A new topology optimization framework for stiffness design of beam structures based on the transformable triangular mesh algorithm

This paper presents an explicit topology optimization method based on the so called Transformable Triangular Mesh (TTM) approach. It improves a general weakness of the traditional explicit approaches in the sense that the genus of initial geometry no longer affects the design result. In the proposed method, we first triangulate the initial geometry and organize it with the halfedge data structure.
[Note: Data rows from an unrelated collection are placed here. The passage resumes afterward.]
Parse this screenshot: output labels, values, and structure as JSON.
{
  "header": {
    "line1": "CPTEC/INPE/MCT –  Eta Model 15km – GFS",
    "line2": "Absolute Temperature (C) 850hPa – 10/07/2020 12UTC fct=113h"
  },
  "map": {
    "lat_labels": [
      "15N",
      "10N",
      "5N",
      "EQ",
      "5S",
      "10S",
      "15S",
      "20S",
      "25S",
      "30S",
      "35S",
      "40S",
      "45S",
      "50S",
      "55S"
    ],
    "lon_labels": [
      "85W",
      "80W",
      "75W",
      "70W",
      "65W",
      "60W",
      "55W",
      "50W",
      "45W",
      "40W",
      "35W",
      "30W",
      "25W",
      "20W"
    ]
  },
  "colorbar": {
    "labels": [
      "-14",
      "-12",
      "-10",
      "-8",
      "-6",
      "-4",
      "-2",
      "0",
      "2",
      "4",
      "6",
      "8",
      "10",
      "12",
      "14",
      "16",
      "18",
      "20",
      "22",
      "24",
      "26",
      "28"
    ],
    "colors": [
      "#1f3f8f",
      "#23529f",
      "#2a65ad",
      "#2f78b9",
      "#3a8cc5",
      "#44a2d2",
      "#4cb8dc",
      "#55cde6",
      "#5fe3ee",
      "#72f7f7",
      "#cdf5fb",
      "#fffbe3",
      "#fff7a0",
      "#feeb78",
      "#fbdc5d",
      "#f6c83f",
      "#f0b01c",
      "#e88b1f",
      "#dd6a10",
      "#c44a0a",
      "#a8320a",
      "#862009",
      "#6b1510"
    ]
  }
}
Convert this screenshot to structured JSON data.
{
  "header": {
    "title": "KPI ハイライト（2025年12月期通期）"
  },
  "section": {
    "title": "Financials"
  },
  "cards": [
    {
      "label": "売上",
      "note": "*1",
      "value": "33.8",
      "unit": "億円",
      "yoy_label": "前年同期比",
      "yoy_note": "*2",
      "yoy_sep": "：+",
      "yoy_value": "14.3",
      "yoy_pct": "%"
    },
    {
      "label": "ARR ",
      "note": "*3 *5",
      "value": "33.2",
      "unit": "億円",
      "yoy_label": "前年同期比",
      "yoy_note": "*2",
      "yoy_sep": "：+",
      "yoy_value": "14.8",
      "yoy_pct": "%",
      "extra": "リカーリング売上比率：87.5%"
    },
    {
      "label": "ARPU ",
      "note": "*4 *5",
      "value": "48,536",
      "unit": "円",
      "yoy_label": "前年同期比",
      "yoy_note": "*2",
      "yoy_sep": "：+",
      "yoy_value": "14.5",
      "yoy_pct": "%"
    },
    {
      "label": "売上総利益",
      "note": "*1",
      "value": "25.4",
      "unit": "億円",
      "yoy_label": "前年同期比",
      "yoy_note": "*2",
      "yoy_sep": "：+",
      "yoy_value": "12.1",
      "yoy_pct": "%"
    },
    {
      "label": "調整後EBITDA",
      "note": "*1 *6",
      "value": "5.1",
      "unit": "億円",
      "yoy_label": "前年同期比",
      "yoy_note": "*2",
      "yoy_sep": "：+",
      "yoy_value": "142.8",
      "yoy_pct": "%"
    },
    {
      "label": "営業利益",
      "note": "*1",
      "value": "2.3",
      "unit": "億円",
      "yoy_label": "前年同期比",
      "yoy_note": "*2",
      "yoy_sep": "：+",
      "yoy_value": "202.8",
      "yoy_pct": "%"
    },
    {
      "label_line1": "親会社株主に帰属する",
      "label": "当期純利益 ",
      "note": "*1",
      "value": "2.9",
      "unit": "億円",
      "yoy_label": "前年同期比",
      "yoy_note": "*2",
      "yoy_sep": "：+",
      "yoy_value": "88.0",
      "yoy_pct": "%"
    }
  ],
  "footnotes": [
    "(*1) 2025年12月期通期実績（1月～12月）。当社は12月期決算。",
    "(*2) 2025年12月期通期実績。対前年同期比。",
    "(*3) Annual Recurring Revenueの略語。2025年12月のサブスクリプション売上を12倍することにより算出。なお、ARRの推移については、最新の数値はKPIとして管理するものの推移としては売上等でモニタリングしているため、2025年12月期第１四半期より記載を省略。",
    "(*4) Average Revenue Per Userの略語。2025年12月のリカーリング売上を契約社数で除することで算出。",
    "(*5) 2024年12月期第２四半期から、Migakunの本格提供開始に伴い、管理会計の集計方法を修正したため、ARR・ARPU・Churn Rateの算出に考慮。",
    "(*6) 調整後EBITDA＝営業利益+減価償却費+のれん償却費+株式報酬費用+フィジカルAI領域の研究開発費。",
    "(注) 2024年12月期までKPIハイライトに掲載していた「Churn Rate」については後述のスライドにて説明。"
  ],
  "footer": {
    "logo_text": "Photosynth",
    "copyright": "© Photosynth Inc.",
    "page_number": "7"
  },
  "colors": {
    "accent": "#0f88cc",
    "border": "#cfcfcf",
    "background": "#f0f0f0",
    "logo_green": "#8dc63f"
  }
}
Then we employ the Laplacian energy controlled mesh deformation algorithm to realize smooth transition from the initial TTM. Furthermore, three geometrical mesh processing techniques (mesh subdivision, mesh split, and mesh refinement) are adopted to realize surface genus change. Respectively, the mesh subdivision is beneficial for the increase of mesh control hot points to obtain more degree of freedoms, the mesh split is able to rip connected triangles such that holes can be generated both inside a mesh and on the border, and the mesh refinement unifies the sizes and shapes of each triangle in the mesh such that no large distortion and self-intersection exist. To enhance the computational efficiency, we realize the above algorithm parallelly using CUDA. Finally, some benchmark examples (a cantilever beam, an MBB beam, and a cantilever beam with a fixed hole) are used to validate the algorithm. By comparing with state-of-the-art algorithms, our method proves to be reliable, accurate, and advanced.